The technique has proved its worth at the front and back ends of treatment. At diagnosis, PET scans provide a more accurate view of the extent of disease compared with CT (computed tomography) scans and detect a higher stage of disease in 20 to 40 percent of patients. In some cases, this warrants a more aggressive treatment approach, possibly offering a better shot at a cure. As an immediate follow-up to treatment, a PET scan can help to root out lingering disease and identify patients who might benefit from follow-up (consolidation) chemotherapy or radiation to kill the remaining cancer cells. A negative post-treatment PET scan predicts longer progression-free survival.
Despite the lack of data to justify them, periodic surveillance PET scans during remission are performed frequently, says Bruce Cheson, head of hematology at Georgetown University’s Lombardi Comprehensive Cancer Center in Washington, D.C. Although surveillance scans are reasonably good at spotting relapses, they are not cost-effective, given that most relapses are heralded by a return of symptoms. One study showed that interim PET scans detected relapse before symptoms appeared in less than 2 percent of patients with diffuse large B-cell lymphoma.

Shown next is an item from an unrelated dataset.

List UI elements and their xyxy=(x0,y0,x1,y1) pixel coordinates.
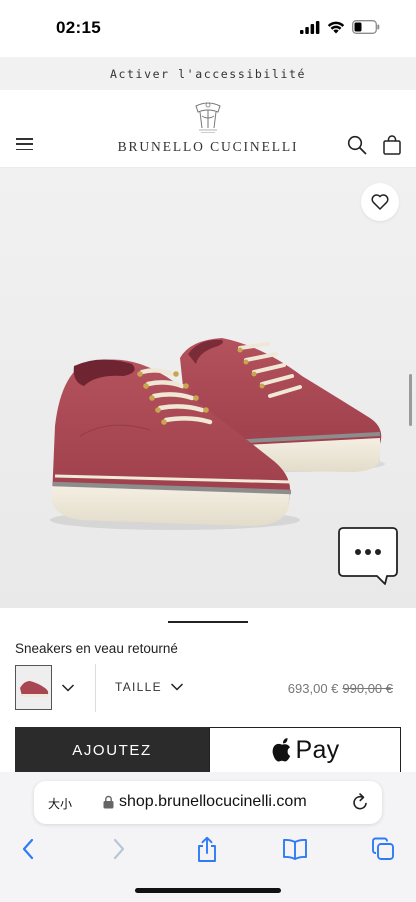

What’s also unclear is whether PET scan results can form the basis for modifying the course of treatment midway through. “So far, studies indicate that PET scans obtained partway through NHL treatment are not informative enough to allow you to customize your treatment for that individual patient,” says Brad Kahl, chairman of lymphoma research at the University of Wisconsin in Madison. There is some evidence that patients with early-stage Hodgkin lymphoma can benefit from treatment tweaks based on interim PET scan results, but so far this has not been the case for NHL. Thus, at this stage, interim PET scans are not recommended as part of routine treatment for NHL, although this is a topic of ongoing research.
The use of Rituxan (rituximab) and chemotherapy combinations to treat B-cell lymphomas has also muddied the waters, with patients having more false-positive interim PET scan results. Why Rituxan treatment results in fluorodeoxyglucose uptake in the absence of active cancer cells is not entirely clear but seems to be associated with increased inflammation. A new approach to looking at PET scan results could help, as studies have suggested that measuring the difference in fluorodeoxyglucose uptake from one scan to the next decreased falsepositive rates compared with a positive versus negative assessment. Whether the benefits of interim PET scans in NHL will ever outweigh the risks remains to be seen.